L’AGENZIA DEL RANCORE
MASSIMO GIANNINI
20 luglio 2019
Mancava solo questo al campionario degli orrori del leader sovranista, che ha trasformato il Viminale in un’Agenzia del Rancore. La querela su carta intestata del ministro dell’Interno. Un atto ostile non contro un cittadino qualsiasi, che sarebbe comunque un’anomalia gravissima. Ma contro Roberto Saviano, cioè uno scrittore che, qualunque giudizio si dia di lui e dei suoi libri, è il simbolo della lotta alle mafie e alla criminalità organizzata. Matteo Salvini è riuscito a forzare e a storpiare le regole fino a questo punto. Confermando una volta di più quello che è ormai chiaro dal primo giugno, cioè dal giorno del giuramento di questo sedicente “governo del cambiamento”.

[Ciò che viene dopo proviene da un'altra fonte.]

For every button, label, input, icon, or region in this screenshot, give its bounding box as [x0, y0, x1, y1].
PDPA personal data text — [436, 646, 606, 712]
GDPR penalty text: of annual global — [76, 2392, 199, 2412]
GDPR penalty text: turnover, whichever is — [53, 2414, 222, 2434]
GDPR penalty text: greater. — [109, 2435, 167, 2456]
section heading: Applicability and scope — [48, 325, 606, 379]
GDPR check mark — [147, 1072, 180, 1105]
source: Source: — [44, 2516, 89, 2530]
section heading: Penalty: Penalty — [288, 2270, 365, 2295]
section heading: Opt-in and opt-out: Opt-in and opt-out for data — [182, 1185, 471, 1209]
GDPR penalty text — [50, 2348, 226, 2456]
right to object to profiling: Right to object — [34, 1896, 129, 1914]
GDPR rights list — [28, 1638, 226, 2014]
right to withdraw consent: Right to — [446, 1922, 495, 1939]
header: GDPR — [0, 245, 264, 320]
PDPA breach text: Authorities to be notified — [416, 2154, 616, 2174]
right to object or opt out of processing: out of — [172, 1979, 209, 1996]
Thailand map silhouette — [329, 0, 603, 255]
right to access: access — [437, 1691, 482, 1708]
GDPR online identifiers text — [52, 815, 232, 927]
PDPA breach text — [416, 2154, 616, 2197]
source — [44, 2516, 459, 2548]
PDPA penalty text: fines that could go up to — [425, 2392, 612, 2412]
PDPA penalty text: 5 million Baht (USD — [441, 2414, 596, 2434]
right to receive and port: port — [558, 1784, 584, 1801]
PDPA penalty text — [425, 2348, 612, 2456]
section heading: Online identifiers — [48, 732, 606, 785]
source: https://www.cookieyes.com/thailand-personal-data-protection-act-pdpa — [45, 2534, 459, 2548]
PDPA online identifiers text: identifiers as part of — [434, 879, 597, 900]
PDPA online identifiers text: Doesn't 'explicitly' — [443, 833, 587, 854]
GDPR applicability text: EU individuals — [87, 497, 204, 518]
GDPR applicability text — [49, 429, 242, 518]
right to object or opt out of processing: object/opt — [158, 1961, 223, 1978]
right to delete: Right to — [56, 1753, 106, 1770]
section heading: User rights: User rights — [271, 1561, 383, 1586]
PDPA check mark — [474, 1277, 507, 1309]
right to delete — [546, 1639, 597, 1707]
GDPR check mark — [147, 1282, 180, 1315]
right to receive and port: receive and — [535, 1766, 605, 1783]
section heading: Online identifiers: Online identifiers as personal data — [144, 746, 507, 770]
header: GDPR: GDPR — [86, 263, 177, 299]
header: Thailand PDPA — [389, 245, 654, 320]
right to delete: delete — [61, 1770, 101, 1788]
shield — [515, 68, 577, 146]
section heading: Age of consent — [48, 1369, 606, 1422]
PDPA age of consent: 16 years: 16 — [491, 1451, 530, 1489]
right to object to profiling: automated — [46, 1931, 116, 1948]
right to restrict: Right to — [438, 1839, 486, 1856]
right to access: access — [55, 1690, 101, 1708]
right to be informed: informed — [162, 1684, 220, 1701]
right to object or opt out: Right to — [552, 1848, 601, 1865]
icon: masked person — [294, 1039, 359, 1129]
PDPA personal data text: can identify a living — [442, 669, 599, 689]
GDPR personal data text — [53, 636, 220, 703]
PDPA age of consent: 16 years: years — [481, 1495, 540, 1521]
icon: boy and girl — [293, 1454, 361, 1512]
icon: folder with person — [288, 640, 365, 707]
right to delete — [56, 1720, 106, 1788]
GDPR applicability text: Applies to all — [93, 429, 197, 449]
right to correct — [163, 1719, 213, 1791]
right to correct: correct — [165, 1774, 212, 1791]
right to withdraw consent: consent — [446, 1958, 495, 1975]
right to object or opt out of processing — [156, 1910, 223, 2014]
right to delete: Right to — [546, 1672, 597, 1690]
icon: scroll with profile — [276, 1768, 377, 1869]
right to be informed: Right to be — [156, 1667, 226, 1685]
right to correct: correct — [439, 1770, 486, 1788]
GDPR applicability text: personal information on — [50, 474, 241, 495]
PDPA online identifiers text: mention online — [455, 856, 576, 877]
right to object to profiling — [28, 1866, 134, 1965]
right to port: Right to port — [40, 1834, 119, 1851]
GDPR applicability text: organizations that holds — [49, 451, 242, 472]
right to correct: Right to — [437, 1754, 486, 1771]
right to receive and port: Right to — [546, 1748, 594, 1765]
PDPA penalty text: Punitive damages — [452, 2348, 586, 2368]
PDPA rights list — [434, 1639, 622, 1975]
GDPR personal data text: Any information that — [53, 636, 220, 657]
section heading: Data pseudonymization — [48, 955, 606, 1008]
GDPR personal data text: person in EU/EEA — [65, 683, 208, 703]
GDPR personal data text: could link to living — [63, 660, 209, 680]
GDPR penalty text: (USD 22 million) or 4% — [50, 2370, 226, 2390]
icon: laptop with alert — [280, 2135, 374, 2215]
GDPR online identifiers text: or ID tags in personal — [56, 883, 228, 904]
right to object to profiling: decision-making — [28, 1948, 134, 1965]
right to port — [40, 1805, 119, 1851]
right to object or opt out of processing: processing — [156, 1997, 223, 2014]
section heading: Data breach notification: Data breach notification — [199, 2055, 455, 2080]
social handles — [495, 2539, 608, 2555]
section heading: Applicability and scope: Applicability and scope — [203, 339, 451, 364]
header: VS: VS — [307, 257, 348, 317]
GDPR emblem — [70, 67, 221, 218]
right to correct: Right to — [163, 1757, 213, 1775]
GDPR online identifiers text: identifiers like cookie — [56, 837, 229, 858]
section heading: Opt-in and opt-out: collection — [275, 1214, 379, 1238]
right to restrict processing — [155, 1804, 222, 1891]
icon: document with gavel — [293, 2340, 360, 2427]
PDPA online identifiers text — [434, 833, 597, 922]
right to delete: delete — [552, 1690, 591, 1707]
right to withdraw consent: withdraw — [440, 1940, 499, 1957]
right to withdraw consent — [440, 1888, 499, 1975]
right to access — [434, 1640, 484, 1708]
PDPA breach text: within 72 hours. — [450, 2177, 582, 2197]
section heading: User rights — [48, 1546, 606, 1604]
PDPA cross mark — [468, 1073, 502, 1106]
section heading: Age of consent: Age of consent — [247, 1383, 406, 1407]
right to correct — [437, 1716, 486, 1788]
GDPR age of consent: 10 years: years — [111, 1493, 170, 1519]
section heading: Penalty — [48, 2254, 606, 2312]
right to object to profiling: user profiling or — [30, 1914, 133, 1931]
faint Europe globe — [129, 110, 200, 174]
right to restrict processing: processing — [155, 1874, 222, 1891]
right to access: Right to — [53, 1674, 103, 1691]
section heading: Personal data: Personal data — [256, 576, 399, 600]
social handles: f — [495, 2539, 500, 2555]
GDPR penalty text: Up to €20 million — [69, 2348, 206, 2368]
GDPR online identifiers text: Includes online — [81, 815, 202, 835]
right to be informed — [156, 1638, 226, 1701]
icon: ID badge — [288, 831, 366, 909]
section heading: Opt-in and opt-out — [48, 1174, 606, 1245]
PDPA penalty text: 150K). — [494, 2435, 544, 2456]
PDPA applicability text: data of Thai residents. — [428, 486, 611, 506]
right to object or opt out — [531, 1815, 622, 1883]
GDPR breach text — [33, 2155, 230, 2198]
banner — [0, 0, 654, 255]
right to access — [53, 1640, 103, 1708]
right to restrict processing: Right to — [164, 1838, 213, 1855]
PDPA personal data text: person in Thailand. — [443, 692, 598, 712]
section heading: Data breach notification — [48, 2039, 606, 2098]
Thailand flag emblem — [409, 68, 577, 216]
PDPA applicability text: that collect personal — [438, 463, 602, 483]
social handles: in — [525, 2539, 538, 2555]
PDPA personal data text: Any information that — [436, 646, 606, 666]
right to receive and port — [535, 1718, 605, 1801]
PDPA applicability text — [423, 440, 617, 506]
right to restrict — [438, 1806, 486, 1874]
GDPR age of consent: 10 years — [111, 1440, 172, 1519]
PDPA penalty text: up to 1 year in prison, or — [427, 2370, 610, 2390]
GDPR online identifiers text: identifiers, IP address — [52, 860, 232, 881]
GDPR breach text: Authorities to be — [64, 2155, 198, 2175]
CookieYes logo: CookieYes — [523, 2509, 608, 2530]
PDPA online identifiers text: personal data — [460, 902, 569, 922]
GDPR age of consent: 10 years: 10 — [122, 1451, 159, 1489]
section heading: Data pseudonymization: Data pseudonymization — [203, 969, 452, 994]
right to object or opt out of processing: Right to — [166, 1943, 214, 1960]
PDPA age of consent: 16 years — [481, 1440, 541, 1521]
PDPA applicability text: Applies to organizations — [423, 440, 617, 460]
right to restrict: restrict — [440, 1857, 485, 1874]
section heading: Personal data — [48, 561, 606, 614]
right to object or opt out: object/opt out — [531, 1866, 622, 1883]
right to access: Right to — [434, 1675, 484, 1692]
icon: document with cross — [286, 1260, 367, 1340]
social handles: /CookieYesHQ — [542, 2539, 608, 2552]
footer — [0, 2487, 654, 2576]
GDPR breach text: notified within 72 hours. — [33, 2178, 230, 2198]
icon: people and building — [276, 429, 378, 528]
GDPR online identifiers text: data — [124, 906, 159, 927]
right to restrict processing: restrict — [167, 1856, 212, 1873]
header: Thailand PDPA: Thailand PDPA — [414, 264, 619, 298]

È lui, il ministro della Paura, l’uomo del quale bisogna avere paura. Ed è lui che, entrato al dicastero con la faccia feroce del capo- bastone, ne ha irrimediabilmente mutato natura e funzione. Il Viminale è il cuore dello Stato. “Custode” della sicurezza del Paese. Istituzione nella quale ogni cittadino deve potersi riconoscere al di là di ogni colore politico e dalla quale deve sentirsi comunque garantito, tutelato, protetto. Salvini l’ha fatto diventare il suo braccio armato. L’avamposto delle sua guerra ideologica. Contro i migranti e contro le Ong, contro Merkel e contro Macron, contro i tecnocrati e contro i banchieri. E adesso, con la querela a Saviano, anche contro un intellettuale che ha l’unico torto di gridare la sua verità a questa Italia intorpidita e ammaliata dal pifferaio magico in cravatta verde.

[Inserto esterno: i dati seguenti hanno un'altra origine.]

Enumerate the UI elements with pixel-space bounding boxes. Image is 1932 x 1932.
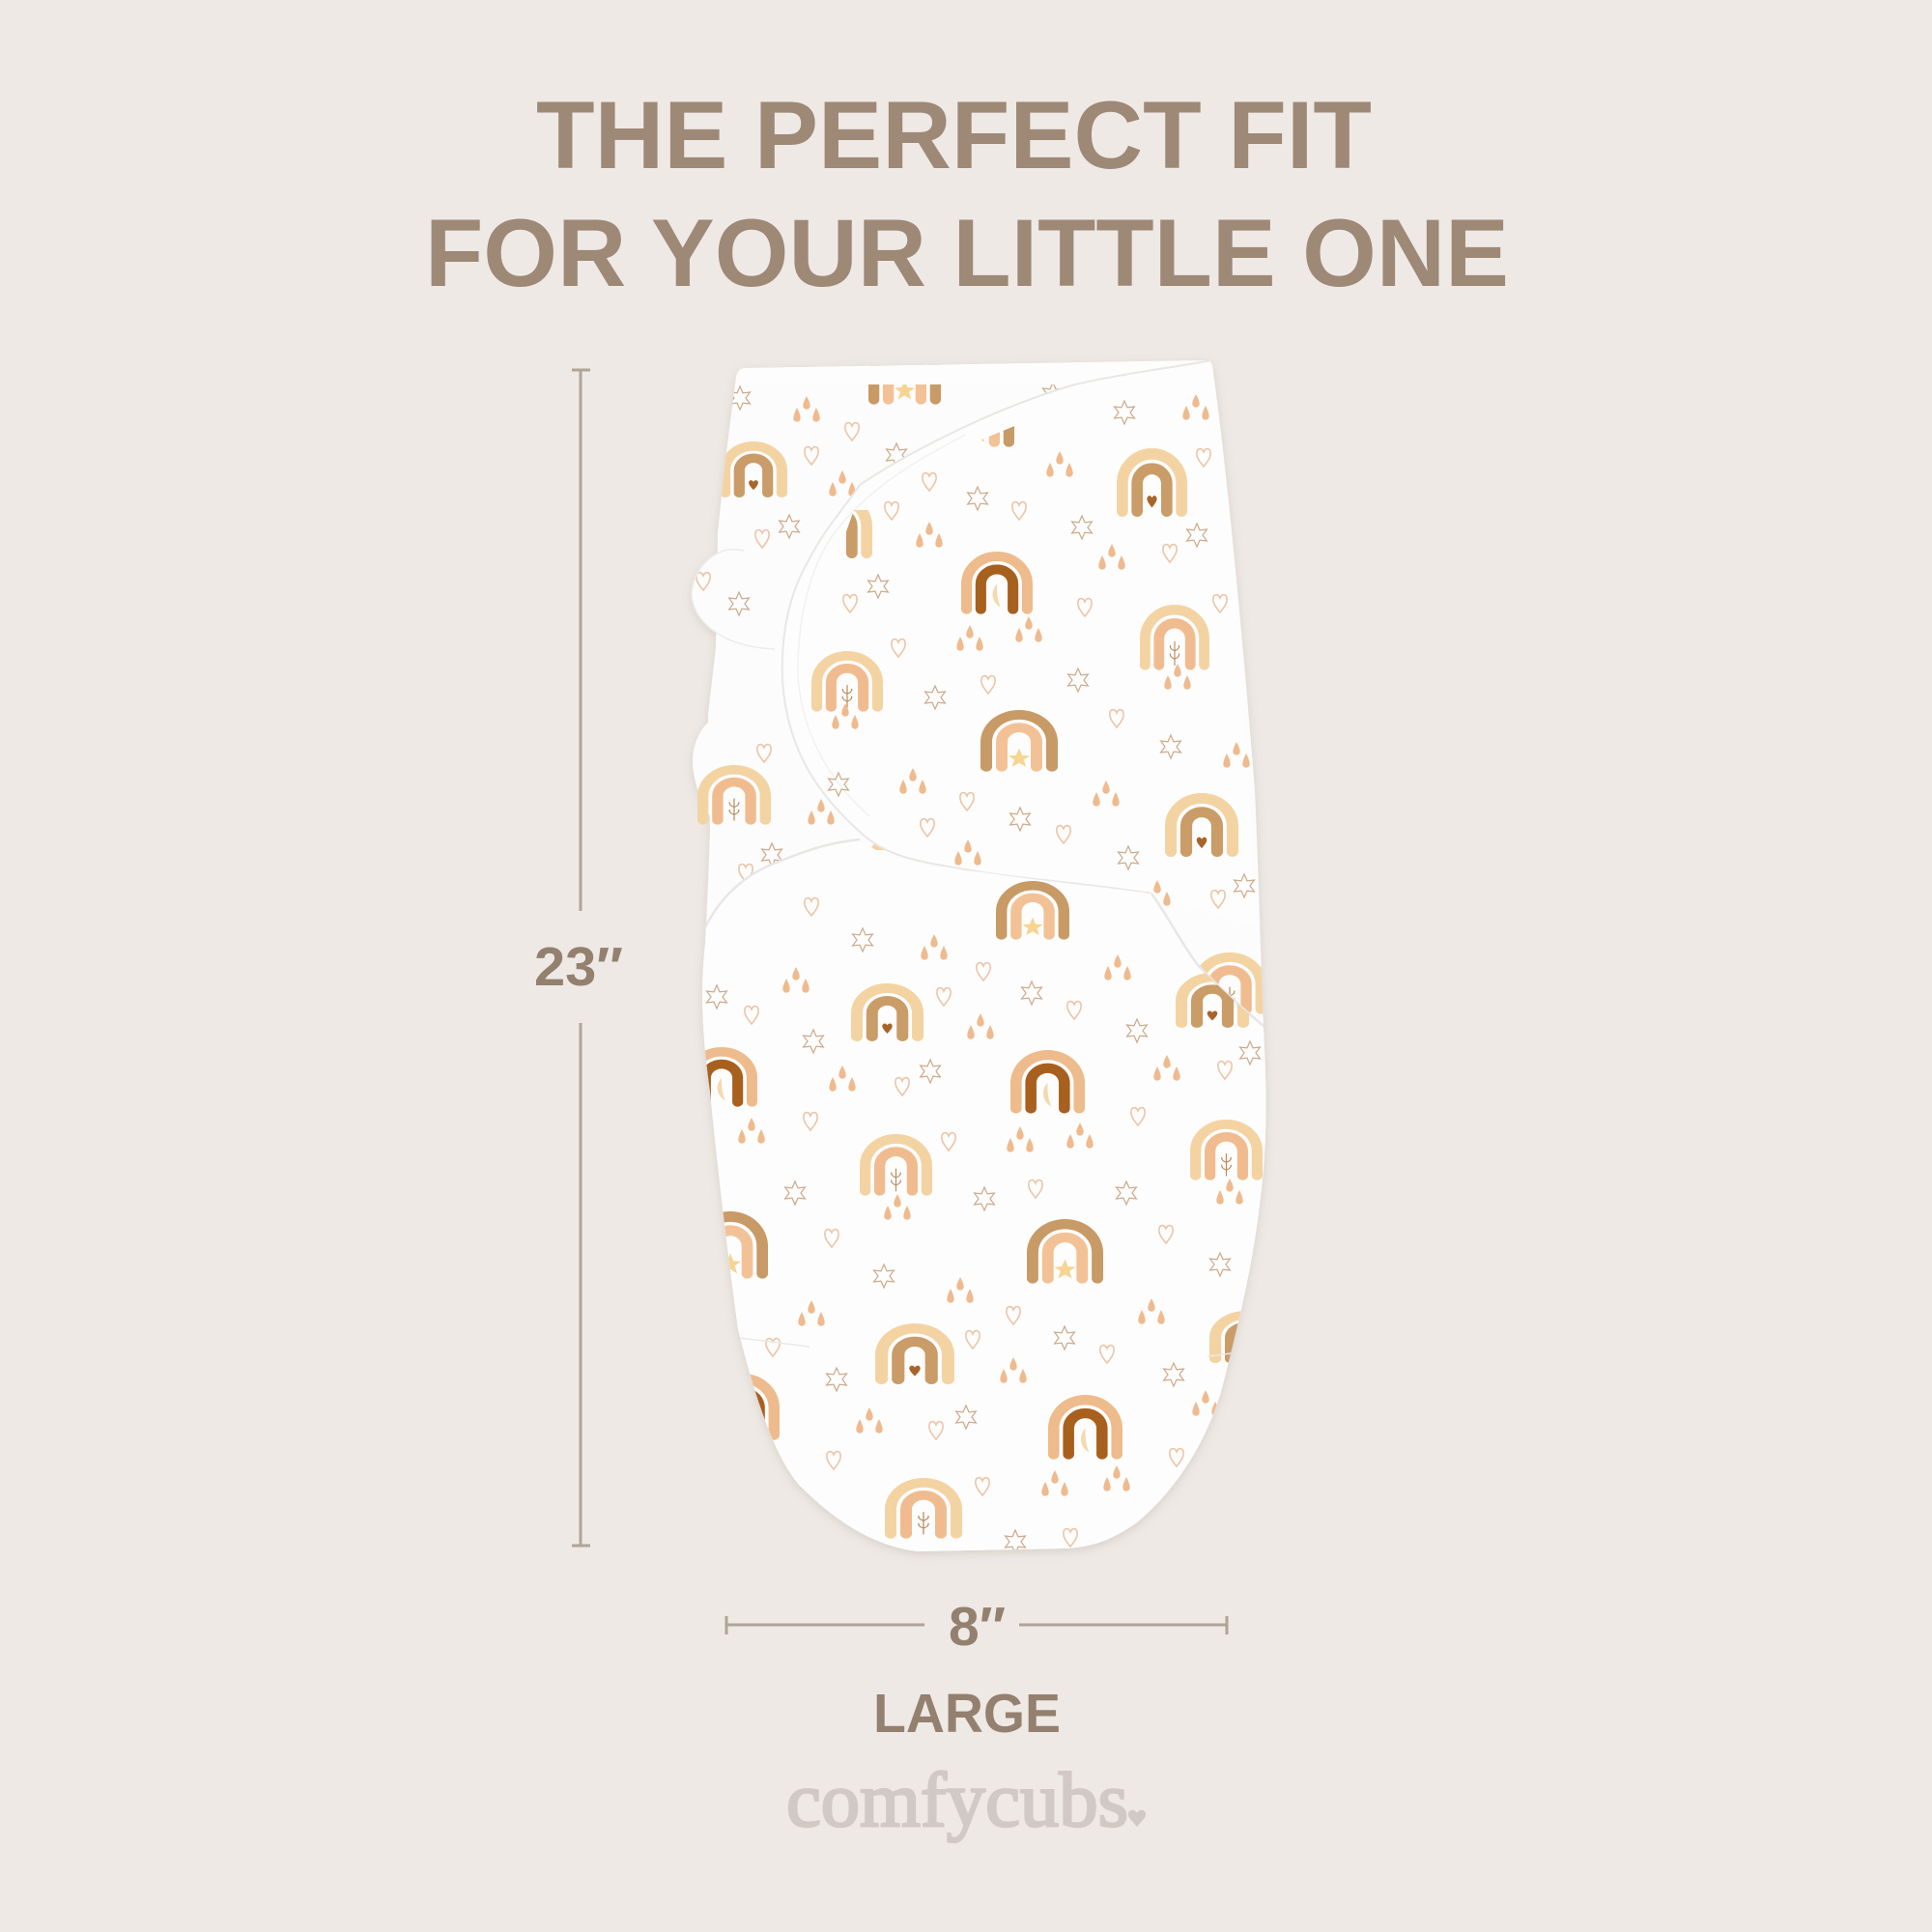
flap small prints xyxy=(829,394,1254,908)
garment silhouette with tabs xyxy=(692,360,1265,1551)
left tab prints xyxy=(692,550,775,821)
pocket print xyxy=(692,886,1277,1553)
height dimension marker: 23 inches: 23″ xyxy=(534,936,623,998)
hem-clipped rainbows xyxy=(846,426,1014,558)
title xyxy=(425,81,1509,306)
width dimension marker: 8 inches xyxy=(726,1596,1227,1658)
size label: LARGE xyxy=(873,1683,1061,1745)
swaddle garment xyxy=(690,360,1268,1557)
height dimension marker: 23 inches xyxy=(534,370,623,1546)
upper wrap flap xyxy=(782,360,1256,927)
title: THE PERFECT FIT xyxy=(536,81,1372,188)
back panel print xyxy=(725,345,1261,1009)
lower pocket panel xyxy=(702,838,1265,1551)
title: FOR YOUR LITTLE ONE xyxy=(425,199,1509,306)
width dimension marker: 8 inches: 8″ xyxy=(949,1596,1006,1658)
flap rainbows xyxy=(817,454,1233,852)
brand logo: comfycubs xyxy=(786,1758,1128,1843)
top neck band xyxy=(868,365,1055,384)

Un ministro dell’Interno avrebbe un solo, irrinunciabile dovere: difendere con ogni mezzo il cittadino che ha scoperchiato Gomorra ed è diventato per questo una “vittima” potenziale dei clan. E invece Salvini fa l’opposto. Non solo non difende quel cittadino che vive da 12 anni blindato. Non solo lo minaccia di togliergli la scorta e lo espone a colpi di tweet all’esecrazione pubblica su quella “ tavola calda per antropofagi” che è ormai diventata la Rete. Ma diventa il suo carnefice, chiamandolo, in nome dell’intero governo della Repubblica, a rispondere davanti a un tribunale dei suoi giudizi politici. Così il ministro dell’Interno, depositario dello Stato di diritto, diventa il tenutario dello Stato di eccezione. Un passo inquietante verso la Russia di Putin o la Turchia di Erdogan.
È vero, Saviano ha formulato giudizi durissimi nei confronti di Salvini. L’ha chiamato “ministro della malavita”. E non si può pretendere che il capataz leghista, cresciuto e allevato nelle scuole padane, apprezzi Gaetano Salvemini e il significato con il quale il grande storico italiano usò quella definizione nei confronti di Giolitti. Ma il merito della controversia, a questo punto, non c’entra. Quello che c’entra è invece la qualità della nostra democrazia, sempre più esposta e fragile di fronte al dilagare della cultura dell’intolleranza, all’insofferenza verso il dissenso. Ovunque si annidi. Non solo in un libro, in un articolo di giornale, in un post su Facebook. Ma persino nei documenti ufficiali degli apparati e degli organismi pubblici e para-pubblici. Nelle stesse ore in cui Huffington Post rendeva nota la querela contro Saviano su carta intestata del Viminale, davanti alla Commissione parlamentare Tito Boeri denunciava un corto circuito politico- istituzionale altrettanto grave. Anche il presidente dell’Inps ( per le sue critiche sulla xenofobia che danneggia la demografia, sull’abolizione della legge Fornero e infine sugli effetti del decreto dignità) è finito da tempo nel mirino di Salvini. E per questo ha ricevuto lettere di insulti e messaggi di morte. « Non posso accettare minacce da parte di chi dovrebbe presiedere alla mia sicurezza personale», ha risposto. Vale per Boeri, vale per Saviano, vale per tutti gli italiani.
Un governo che chiama uno scrittore sul banco degli imputati. Quello che sgomenta davvero, di fronte alle tante e sempre più intollerabili nefandezze pronunciate e compiute da Salvini, è il silenzio del premier Conte e del vicepremier Di Maio. Un silenzio assordante. Un silenzio complice. Un’acquiescenza da anni Trenta. Un’ignavia da “spirito di Monaco”. L’anticamera di una “democratura” non più occidentale.